WHAT A STUDENT SAYS: You cannot hand test grades back like that. You have to hand them back so that we can’t see each other’s grades. We are not supposed to know each other’s grades. That is not how it is done. You cannot do that.

WHAT I SAY: It’s okay. I can do that.

WHAT ANOTHER STUDENT SAYS: I have to see the counselor.

WHAT I SAY: Not right now. We are in the middle of algebra right now. See this quadratic equation?

WHAT THE STUDENT SAYS: No, you don’t understand, I really have to see the counselor. I want to see the counselor. I need to see the counselor.

WHAT I SAY: No, you are going to be fine. Take a deep breath. Look at the numbers on the board.

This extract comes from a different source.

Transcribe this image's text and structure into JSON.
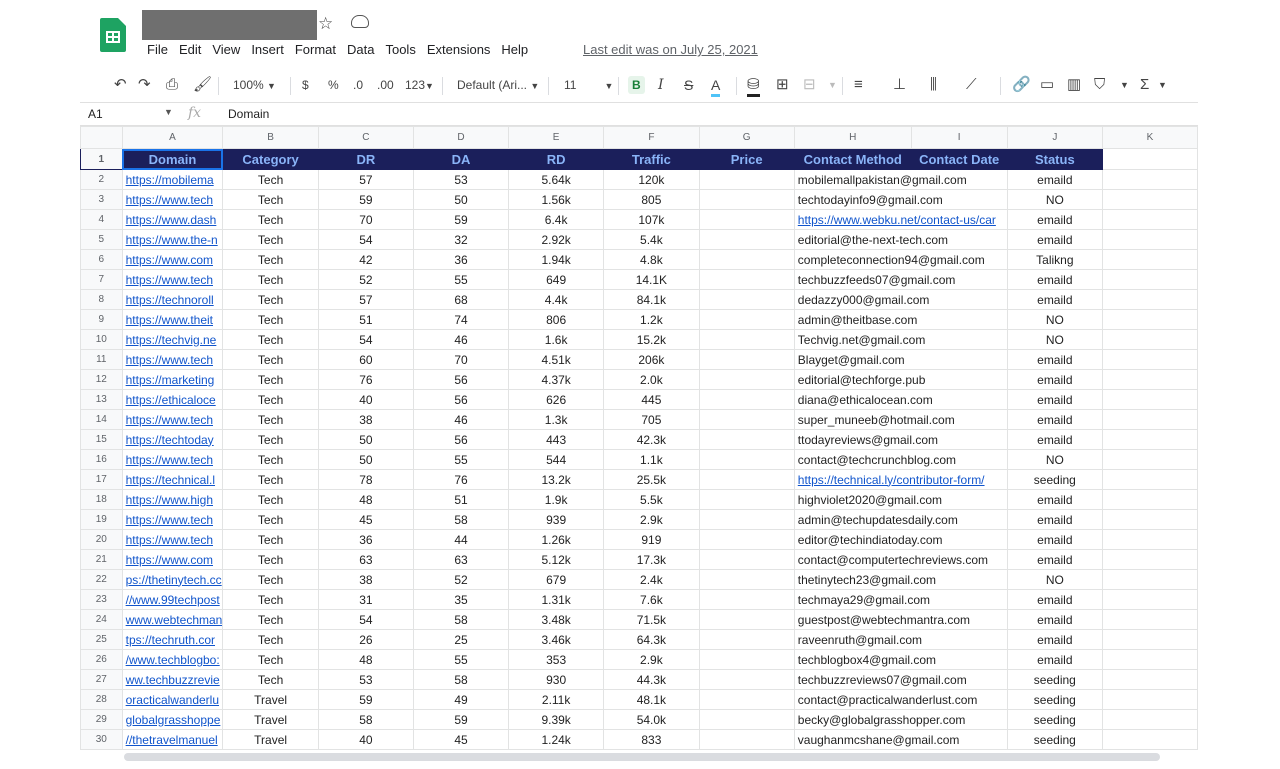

WHAT THE STUDENT SAYS: I can’t do this. I have to see the counselor. Can I please see the counselor?

WHAT I SAY: Go, go and see the counselor.

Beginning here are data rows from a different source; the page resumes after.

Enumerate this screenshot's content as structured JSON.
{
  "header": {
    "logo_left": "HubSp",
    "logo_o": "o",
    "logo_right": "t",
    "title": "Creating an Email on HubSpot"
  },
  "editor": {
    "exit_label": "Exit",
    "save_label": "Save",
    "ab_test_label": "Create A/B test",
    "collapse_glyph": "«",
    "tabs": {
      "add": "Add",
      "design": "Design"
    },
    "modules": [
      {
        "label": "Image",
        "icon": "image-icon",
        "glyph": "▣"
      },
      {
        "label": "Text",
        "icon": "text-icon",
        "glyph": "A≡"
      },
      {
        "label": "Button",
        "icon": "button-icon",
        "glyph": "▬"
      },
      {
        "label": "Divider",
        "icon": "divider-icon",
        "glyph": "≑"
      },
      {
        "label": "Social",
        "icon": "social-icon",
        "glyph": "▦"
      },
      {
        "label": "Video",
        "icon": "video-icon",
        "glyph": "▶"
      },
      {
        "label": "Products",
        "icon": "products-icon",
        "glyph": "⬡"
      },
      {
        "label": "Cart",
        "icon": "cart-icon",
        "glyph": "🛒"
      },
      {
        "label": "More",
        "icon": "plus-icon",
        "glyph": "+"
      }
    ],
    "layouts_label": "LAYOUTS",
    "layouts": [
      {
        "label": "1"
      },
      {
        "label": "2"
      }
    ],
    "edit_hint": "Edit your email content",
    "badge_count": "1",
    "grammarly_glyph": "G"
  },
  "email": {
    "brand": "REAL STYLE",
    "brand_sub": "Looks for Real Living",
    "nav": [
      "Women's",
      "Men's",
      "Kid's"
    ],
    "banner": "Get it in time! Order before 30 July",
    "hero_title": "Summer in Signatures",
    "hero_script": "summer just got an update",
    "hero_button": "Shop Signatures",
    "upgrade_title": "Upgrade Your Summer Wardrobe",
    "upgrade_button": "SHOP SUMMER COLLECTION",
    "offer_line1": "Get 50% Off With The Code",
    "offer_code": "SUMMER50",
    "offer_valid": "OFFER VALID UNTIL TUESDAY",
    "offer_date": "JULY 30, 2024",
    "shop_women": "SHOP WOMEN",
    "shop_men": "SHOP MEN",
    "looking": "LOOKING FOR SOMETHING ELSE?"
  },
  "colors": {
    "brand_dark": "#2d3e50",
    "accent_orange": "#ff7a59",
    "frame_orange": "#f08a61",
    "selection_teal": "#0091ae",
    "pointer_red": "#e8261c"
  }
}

WHAT I DO AFTER CLASS: Stop and see the counselor to see if the student ever made it to see the counselor. The counselor wasn’t in. I noticed how the waiting room was huge. It had paintings on the walls and carpeting, and enough cushioned chairs for thirty kids. It was nicer than my doctor’s office. I remembered my own counselor’s office in school. It was next to the closet where the buckets and mops were kept. It was a tiny room, with no window. There was only one counselor at my school, but this school had four counselors, all with their own offices, and they all had their names on the doors. I felt like I was inside a hospital instead of a school. And maybe, I thought, this is what schools have become, hospitals, and the teachers are really just hospital staff, making sure the students with problems are taking their meds. And maybe, if I just see one of these counselors they can help me with my levels. Maybe that’s all I need is a little Ritalin, a little fix for my ADHD, my ADD, my IEP status. And maybe they’ve got something for Sam in one of their esk drawers, a smooth coated pink or robin’s egg blue pill that will make his eyes flash open and his foot start jumping.

Part Three

***

Still Winter

WHAT I TELL SAM THAT I’M TRYING TO FIGURE OUT: Gravity. I’m not sure it’s a constant. I think it changes. I’m reading books about it, but I’m not any closer to knowing. I think it’s like light. You don’t see light bend. What you’re seeing is space bending around light. I’d like to see gravity. I’d like to try, I said, and then I looked out the hospital window at the moon rising yellow over the mountains.